Jones, who had one phone call with Samsudeen in 2018, says he was crying out for help in New Zealand.
“It was about how he was feeling, his imprisonment, discussion around mistreatment. He had a lot of grievances.
“It was not productive,” he says of the phone call. “Sometimes it takes several conversations, maybe more.”
Jones says he would have refined the intervention programme once it was approved but without the police support Samsudeen’s legal team could not afford to take it further.
Circles of support
“I’m working in some of the most socially disadvantaged areas of Sydney and Melbourne. It is not unusual to see me around a particular youth centre. It took a long time for the kids to come to me to talk about something.
“I’ve attended youth camps, been to family events, weddings. It takes a long time.
“You sit on the fence between being an insider and an outsider.”
Jones uses a framework called Circles of Support and Accountability where groups of volunteers and professionals support the offender’s reintegration into society.
“The person you are working with is inside the circle with a person they have a close relationship with. It’s about establishing the trust.
“Moving outside the circle they are introduced to trusted support, ideally people from the same cultural background.”
Jones says Samsudeen’s barrister would have been inside his first circle and then he would have gone wider into the Muslim community.
He says the programme must have accountability with oversight given to the police and the government.
The programme can last several years.
“You have to have dedication. This is why the community support is really important in establishing a family.
“Muslims do it well, they have a brotherhood, a sisterhood.
Jones says he could not guarantee the programme would have worked with Samsudeen.
The ball wasn't dropped
“No one has been able to come up with the process to accurately describe how someone is radicalised and a programme to deradicalise them,” says Dr John Battersby, a teaching fellow at Massey University’s Centre for Defence and Security Studies.
Samsudeen was not interested in rehabilitation and one constant of the programmes is they all need consent.

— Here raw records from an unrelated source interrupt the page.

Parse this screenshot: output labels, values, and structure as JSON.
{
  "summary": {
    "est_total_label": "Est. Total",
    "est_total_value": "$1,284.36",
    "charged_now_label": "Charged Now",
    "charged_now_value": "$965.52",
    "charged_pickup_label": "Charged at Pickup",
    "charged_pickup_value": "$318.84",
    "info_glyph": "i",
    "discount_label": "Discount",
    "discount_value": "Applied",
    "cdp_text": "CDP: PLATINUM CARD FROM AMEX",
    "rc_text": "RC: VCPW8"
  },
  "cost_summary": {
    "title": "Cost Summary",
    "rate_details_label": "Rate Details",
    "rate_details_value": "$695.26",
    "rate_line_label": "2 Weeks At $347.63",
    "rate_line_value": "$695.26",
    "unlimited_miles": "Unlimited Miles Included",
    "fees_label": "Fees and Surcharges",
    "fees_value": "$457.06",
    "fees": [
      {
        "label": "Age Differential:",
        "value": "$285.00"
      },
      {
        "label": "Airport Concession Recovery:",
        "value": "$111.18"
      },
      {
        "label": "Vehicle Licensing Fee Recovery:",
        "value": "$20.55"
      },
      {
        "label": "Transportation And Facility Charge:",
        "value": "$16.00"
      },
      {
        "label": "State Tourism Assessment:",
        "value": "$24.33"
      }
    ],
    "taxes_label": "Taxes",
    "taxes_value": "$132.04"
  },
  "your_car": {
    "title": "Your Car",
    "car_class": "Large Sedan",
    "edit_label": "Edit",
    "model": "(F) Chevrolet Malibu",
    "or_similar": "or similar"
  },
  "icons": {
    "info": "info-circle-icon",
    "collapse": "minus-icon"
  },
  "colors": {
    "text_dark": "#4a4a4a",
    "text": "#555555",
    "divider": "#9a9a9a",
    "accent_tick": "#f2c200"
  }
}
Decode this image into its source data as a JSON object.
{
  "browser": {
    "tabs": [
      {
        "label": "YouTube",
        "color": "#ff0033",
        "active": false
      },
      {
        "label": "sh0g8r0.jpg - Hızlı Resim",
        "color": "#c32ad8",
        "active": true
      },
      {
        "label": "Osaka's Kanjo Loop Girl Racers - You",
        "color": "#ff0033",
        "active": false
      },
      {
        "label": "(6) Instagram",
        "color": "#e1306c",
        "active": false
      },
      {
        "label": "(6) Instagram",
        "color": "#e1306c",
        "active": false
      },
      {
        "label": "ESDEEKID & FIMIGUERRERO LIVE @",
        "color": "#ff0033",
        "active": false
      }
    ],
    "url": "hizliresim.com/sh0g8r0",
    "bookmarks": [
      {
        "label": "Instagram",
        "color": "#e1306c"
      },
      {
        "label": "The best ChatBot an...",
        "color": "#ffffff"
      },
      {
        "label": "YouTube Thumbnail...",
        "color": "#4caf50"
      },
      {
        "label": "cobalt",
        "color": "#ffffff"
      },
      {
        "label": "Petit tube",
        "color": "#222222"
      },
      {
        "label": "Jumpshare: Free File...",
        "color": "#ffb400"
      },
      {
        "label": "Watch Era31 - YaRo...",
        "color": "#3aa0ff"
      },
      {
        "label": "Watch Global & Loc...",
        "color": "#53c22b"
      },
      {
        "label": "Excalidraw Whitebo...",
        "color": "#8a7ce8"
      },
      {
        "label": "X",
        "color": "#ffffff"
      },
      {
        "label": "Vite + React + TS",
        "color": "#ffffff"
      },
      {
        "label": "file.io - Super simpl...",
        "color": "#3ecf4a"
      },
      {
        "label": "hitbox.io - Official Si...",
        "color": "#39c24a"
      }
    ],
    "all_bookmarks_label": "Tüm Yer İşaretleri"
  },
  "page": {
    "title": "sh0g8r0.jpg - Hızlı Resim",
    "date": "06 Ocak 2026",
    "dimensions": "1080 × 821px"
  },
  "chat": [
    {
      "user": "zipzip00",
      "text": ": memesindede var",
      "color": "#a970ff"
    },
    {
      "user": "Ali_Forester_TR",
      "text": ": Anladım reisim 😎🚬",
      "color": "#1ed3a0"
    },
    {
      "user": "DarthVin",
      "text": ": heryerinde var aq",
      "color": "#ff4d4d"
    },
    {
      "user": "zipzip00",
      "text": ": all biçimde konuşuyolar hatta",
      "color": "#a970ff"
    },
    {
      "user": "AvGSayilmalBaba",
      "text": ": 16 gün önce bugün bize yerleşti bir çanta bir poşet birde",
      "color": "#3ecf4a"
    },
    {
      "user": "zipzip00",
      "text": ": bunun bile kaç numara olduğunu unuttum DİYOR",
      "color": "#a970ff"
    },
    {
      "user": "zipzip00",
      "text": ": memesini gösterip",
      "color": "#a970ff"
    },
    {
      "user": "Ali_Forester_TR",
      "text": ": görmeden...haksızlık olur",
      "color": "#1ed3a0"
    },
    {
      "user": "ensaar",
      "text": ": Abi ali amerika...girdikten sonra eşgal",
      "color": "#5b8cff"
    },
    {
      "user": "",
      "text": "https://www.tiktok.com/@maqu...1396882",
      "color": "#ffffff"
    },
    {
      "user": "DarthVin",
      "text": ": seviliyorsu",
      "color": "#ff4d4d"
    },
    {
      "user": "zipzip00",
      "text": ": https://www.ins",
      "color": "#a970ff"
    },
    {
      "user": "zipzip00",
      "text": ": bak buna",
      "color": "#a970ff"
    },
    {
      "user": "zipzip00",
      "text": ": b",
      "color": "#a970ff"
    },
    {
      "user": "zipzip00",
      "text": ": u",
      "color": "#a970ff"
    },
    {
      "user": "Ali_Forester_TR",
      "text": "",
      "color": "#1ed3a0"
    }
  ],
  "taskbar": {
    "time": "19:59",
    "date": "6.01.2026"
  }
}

Battersby says the best approach is providing education and work skills.
“So in many ways you look at providing disadvantaged people with the means to go on.”
Battersby rejects any “criticism that anybody dropped the ball. Every agency, every group have done everything possible within the law to work with this guy.
“The analysis we need to do (is) let’s look at these limits of the law, let’s see what we can do to stretch these.”
Mothers and sisters
Aliya Danzeisen of the Islamic Women’s Council of New Zealand says her group has been calling for years for more financial and professional support for community groups.
No support is “like having some first time driver driving a Maserati.
“If you have a psychosis you don’t send them to the local dairy to get support,” she says.
Any rehabilitation programme needs women at the table.
“The most effective in deradicalising people are the mothers or the sisters.”